Said machine makes Diebold’s voting machines look slick and professional. (Perhaps they are a Diebold design?) Dollar bills (no credit cards of course) have to be inserted one by one, with many rejected because they’re too old, too new, too crumpled or…? You have to predict how long you’re going to be away from your car, so there was much angst among patrons trying to decide how many encores Cecelia was going to offer, and what the penalty for a wrong guess would be. Many people were unable to understand the poorly written instructions on the machine—we entertained ourselves in the line totting up the number of advanced degrees in the crowd of people who couldn’t cope. Several who had come long distances to attend said they’d never come back to a UC event. To complete the payment, you had to press a button labelled “receipt,” instead of something more straightforward like “get ticket.” Figuring this out added three or four minutes to each transaction.  

What’s the Global Analysis? 

All too frequently, a technological solution like this one is implemented for what’s not a problem. All of those cheery young folks who used to sell tickets are now out of work, and why? There should be the equivalent of the Oscars or the Ig Nobel Prizes for this kind of abuse of technology. It needs a catchy acronym, something like TABU (for Technology Abuse BUmmer).  

A different Global Analysis could be that UC isn’t exactly telling us the truth when it says that we need thousands more parking spaces downtown. The university commands a huge number of parking spaces which are typically empty at night because they’re too hard for the public to use. When the dust settled, it looked to us like it was a sold-out concert with many spaces still empty in the parking garage. Clearly patrons who have had the Zellerbach garage parking experience on previous occasions are now avoiding it, and some others on Thursday seemed to be leaving in frustration when they couldn’t figure out what they were supposed to do.  

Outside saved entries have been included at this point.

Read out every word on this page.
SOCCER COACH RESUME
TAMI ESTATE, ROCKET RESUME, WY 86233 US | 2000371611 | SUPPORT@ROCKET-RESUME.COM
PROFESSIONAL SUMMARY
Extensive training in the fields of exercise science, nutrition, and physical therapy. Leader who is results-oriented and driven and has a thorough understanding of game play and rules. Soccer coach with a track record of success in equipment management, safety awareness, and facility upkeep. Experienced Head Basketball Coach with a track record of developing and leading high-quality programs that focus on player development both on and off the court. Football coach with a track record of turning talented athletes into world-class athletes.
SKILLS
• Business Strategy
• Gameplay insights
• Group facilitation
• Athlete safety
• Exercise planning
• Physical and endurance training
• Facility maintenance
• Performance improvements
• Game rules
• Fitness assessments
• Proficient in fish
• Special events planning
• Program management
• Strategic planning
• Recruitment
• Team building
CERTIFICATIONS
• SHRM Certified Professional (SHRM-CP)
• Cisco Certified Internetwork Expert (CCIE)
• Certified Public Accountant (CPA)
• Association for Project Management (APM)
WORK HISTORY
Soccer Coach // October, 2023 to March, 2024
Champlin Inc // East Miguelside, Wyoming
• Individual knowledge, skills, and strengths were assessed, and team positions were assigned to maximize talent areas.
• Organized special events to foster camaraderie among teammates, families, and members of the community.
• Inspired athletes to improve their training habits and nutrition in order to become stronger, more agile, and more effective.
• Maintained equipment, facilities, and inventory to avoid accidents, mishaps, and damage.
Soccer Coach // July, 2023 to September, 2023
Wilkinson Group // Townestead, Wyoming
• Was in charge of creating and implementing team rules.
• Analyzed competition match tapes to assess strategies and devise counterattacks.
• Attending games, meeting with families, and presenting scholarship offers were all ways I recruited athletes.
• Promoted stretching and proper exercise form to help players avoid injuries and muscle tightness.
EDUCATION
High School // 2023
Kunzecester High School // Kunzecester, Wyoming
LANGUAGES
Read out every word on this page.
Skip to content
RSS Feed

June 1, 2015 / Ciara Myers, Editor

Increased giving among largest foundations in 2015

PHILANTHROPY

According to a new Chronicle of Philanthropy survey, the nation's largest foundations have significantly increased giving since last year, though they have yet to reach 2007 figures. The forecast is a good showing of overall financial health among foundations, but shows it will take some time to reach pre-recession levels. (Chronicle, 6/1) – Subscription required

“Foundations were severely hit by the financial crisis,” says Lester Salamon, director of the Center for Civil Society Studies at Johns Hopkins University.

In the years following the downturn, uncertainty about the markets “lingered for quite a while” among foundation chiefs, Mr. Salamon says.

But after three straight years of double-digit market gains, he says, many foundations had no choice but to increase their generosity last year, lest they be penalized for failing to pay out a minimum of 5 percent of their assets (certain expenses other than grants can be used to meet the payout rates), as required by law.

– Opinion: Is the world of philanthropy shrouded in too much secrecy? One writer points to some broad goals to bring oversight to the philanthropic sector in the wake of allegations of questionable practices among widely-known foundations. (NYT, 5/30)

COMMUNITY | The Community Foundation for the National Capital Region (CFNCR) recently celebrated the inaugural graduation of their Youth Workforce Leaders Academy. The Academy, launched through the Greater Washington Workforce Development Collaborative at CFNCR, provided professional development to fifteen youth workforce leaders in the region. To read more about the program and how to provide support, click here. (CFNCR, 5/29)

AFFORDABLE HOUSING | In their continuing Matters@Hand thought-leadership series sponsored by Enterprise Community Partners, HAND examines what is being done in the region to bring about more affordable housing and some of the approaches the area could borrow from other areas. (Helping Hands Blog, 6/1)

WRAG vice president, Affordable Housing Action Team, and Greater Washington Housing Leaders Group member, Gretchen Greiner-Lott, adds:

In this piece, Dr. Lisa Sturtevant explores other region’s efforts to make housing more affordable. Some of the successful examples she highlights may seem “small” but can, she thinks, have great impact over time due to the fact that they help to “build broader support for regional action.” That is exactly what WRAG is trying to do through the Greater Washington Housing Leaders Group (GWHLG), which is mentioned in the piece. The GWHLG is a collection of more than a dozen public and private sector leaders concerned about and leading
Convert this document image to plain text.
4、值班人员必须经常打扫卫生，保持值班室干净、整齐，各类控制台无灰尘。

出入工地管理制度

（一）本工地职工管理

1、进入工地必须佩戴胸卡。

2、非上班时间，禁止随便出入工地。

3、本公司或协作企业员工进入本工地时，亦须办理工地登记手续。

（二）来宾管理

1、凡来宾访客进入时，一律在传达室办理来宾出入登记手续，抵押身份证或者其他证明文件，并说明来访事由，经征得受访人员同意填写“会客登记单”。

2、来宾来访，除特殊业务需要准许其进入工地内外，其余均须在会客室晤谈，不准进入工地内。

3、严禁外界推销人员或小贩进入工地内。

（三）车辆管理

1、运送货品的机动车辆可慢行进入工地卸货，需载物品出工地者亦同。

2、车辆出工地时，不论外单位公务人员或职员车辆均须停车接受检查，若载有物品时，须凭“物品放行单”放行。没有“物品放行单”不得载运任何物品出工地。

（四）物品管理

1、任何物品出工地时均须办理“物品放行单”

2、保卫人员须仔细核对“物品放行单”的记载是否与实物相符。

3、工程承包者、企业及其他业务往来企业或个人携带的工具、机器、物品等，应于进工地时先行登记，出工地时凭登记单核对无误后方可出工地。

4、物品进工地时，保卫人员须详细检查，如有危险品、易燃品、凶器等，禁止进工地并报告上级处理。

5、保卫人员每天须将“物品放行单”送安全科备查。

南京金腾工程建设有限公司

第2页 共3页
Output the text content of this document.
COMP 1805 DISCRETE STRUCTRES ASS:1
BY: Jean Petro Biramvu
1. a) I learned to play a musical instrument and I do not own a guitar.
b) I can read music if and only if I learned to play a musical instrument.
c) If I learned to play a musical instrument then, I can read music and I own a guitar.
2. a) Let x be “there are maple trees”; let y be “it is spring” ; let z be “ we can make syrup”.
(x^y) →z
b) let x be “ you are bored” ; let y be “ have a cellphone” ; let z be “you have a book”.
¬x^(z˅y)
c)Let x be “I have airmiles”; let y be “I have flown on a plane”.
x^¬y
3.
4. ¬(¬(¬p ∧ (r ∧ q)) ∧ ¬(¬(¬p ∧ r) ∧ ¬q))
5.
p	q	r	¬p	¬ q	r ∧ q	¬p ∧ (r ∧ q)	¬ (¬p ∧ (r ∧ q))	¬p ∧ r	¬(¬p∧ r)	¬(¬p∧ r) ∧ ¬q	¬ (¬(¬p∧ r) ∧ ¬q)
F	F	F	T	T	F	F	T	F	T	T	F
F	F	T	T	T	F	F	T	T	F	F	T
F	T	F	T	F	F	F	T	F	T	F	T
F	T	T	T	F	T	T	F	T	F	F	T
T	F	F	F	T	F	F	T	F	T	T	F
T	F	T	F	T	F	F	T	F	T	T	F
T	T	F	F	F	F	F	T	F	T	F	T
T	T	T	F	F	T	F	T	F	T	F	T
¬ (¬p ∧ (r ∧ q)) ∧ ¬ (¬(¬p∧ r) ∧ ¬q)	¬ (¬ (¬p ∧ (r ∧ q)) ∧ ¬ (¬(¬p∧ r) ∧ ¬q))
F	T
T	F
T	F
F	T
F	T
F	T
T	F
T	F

Now, annoyances like this one could also have been described in two or three cogent sentences without the global analyses, which might have been better. In any event, we’re now offering our readers a new opportunity to gripe briefly in print about similar frustrating experiences. We’ll have a column occasionally somewhere on the opinion pages headed “Gripes,” printed when critical mass accumulates. One paragraph per complaint, no more. It should be fun, or at least therapeutic. 

And just to be fair and balanced, we’ll also run “Bouquets,” single paragraphs about something that’s going right for a change. We don’t expect as many of those, knowing our readers as we do, but we might be pleasantly surprised.